72      Meer in het bijzonder strekte het faxbericht van 18 november 2002 er enerzijds toe, een aantal vakjes in te vullen die in het antwoord van 8 november 2002 waren opengelaten in de kostentabel in punt 1 van afdeling F‑4, met als opschrift „Productiekosten”, van de antidumpingvragenlijst (hierna: „tabel F‑4.1”), en anderzijds de Commissie te laten weten dat de productiekosten van de bijproducten reeds waren afgetrokken van de nieuwe bedragen in die tabel. Zodoende werd het totaalbedrag van de productiekosten van para-kresol in het onderzoekstijdvak, dat volgens de gegevens in tabel F‑4.1, in de versie van 8 november 2002, [vertrouwelijk] CNY bedroeg, in de op 18 november 2002 aan de Commissie toegezonden versie van de tabel teruggebracht tot een bedrag van [vertrouwelijk] CNY.

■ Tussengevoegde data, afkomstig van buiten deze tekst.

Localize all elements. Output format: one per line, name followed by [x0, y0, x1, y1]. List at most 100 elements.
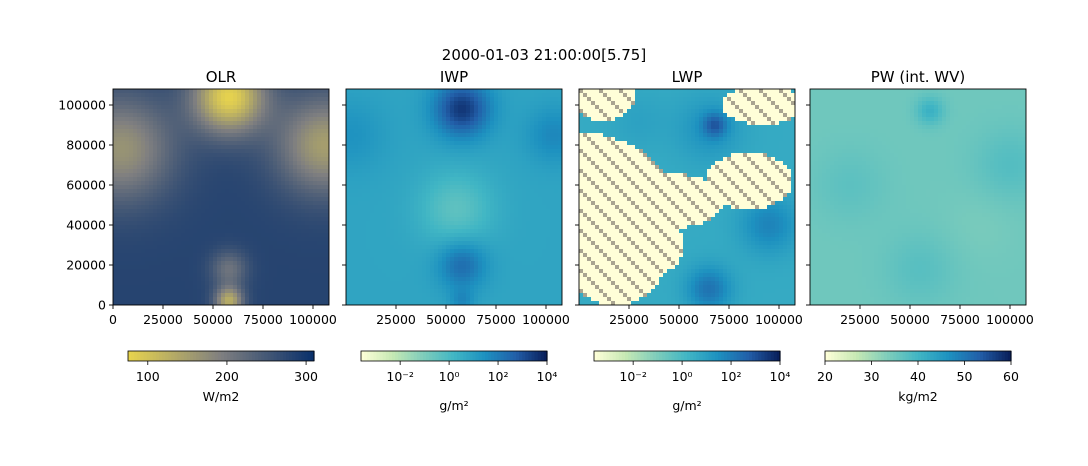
- heatmap-cell: [430, 125, 435, 130]
- heatmap-cell: [129, 297, 134, 302]
- heatmap-cell: [237, 285, 242, 290]
- heatmap-cell: [510, 125, 515, 130]
- heatmap-cell: [249, 149, 254, 154]
- heatmap-cell: [289, 253, 294, 258]
- heatmap-cell: [502, 157, 507, 162]
- heatmap-cell: [546, 153, 551, 158]
- heatmap-cell: [354, 157, 359, 162]
- heatmap-cell: [462, 161, 467, 166]
- heatmap-cell: [446, 229, 451, 234]
- heatmap-cell: [414, 153, 419, 158]
- heatmap-cell: [253, 117, 258, 122]
- heatmap-cell: [458, 229, 463, 234]
- heatmap-cell: [233, 133, 238, 138]
- heatmap-cell: [378, 157, 383, 162]
- heatmap-cell: [265, 153, 270, 158]
- heatmap-cell: [185, 273, 190, 278]
- heatmap-cell: [430, 101, 435, 106]
- heatmap-cell: [261, 201, 266, 206]
- heatmap-cell: [374, 97, 379, 102]
- heatmap-cell: [153, 145, 158, 150]
- heatmap-cell: [474, 137, 479, 142]
- heatmap-cell: [261, 245, 266, 250]
- heatmap-cell: [458, 233, 463, 238]
- heatmap-cell: [474, 129, 479, 134]
- heatmap-cell: [526, 101, 531, 106]
- heatmap-cell: [350, 225, 355, 230]
- heatmap-cell: [237, 273, 242, 278]
- heatmap-cell: [446, 181, 451, 186]
- heatmap-cell: [221, 161, 226, 166]
- heatmap-cell: [281, 157, 286, 162]
- heatmap-cell: [237, 277, 242, 282]
- heatmap-cell: [281, 109, 286, 114]
- heatmap-cell: [534, 141, 539, 146]
- heatmap-cell: [265, 201, 270, 206]
- heatmap-cell: [506, 137, 511, 142]
- heatmap-cell: [173, 133, 178, 138]
- heatmap-cell: [193, 261, 198, 266]
- heatmap-cell: [466, 173, 471, 178]
- heatmap-cell: [309, 157, 314, 162]
- heatmap-cell: [346, 149, 351, 154]
- heatmap-cell: [325, 233, 329, 238]
- heatmap-cell: [129, 205, 134, 210]
- heatmap-cell: [273, 113, 278, 118]
- heatmap-cell: [542, 173, 547, 178]
- heatmap-cell: [113, 189, 118, 194]
- heatmap-cell: [253, 89, 258, 94]
- heatmap-cell: [257, 185, 262, 190]
- heatmap-cell: [474, 93, 479, 98]
- heatmap-cell: [382, 233, 387, 238]
- heatmap-cell: [390, 121, 395, 126]
- heatmap-cell: [494, 153, 499, 158]
- heatmap-cell: [362, 121, 367, 126]
- heatmap-cell: [125, 133, 130, 138]
- heatmap-cell: [205, 269, 210, 274]
- heatmap-cell: [450, 213, 455, 218]
- heatmap-cell: [458, 201, 463, 206]
- heatmap-cell: [129, 185, 134, 190]
- heatmap-cell: [518, 113, 523, 118]
- heatmap-cell: [161, 89, 166, 94]
- heatmap-cell: [446, 105, 451, 110]
- heatmap-cell: [317, 273, 322, 278]
- heatmap-cell: [482, 125, 487, 130]
- heatmap-cell: [133, 141, 138, 146]
- heatmap-cell: [225, 121, 230, 126]
- heatmap-cell: [402, 153, 407, 158]
- heatmap-cell: [221, 121, 226, 126]
- heatmap-cell: [193, 149, 198, 154]
- heatmap-cell: [145, 177, 150, 182]
- heatmap-cell: [382, 181, 387, 186]
- heatmap-cell: [358, 129, 363, 134]
- heatmap-cell: [281, 233, 286, 238]
- heatmap-cell: [201, 109, 206, 114]
- heatmap-cell: [522, 149, 527, 154]
- heatmap-cell: [309, 185, 314, 190]
- heatmap-cell: [506, 201, 511, 206]
- heatmap-cell: [462, 165, 467, 170]
- heatmap-cell: [241, 249, 246, 254]
- heatmap-cell: [117, 193, 122, 198]
- heatmap-cell: [121, 241, 126, 246]
- heatmap-cell: [370, 201, 375, 206]
- heatmap-cell: [229, 217, 234, 222]
- heatmap-cell: [522, 221, 527, 226]
- heatmap-cell: [454, 125, 459, 130]
- heatmap-cell: [362, 213, 367, 218]
- heatmap-cell: [410, 213, 415, 218]
- heatmap-cell: [358, 173, 363, 178]
- heatmap-cell: [137, 253, 142, 258]
- heatmap-cell: [117, 237, 122, 242]
- heatmap-cell: [221, 217, 226, 222]
- heatmap-cell: [362, 229, 367, 234]
- heatmap-cell: [137, 109, 142, 114]
- heatmap-cell: [129, 157, 134, 162]
- heatmap-cell: [225, 241, 230, 246]
- heatmap-cell: [430, 197, 435, 202]
- heatmap-cell: [229, 89, 234, 94]
- heatmap-cell: [173, 157, 178, 162]
- heatmap-cell: [378, 113, 383, 118]
- heatmap-cell: [277, 105, 282, 110]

73      Hieruit volgt, dat verzoekster bij faxbericht van 18 november 2002 heeft gevorderd dat de productiekosten van para-kresol in het onderzoekstijdvak op [vertrouwelijk] CNY, en niet op [vertrouwelijk] CNY, zouden worden vastgesteld, wat dus neerkomt op een verlaging met [vertrouwelijk] CNY, die volgens verzoekster overeenstemde met de productiekosten van de bijproducten in het onderzoekstijdvak.

74      Het Gerecht wijst er bovendien op, dat het bedrag van [vertrouwelijk] CNY, net als het bedrag van [vertrouwelijk] CNY reeds in het antwoord van 8 november 2002 was vermeld. Zo was dit laatste bedrag vermeld in het vakje „Onderzoekstijdvak/Totale productiekosten” (IP/Total Production Cost) van de samenvattende kostentabel in afdeling F‑4, punt 2, van de op 8 november 2002 aan de Commissie toegezonden antidumpingvragenlijst (hierna: „tabel F‑4.2”).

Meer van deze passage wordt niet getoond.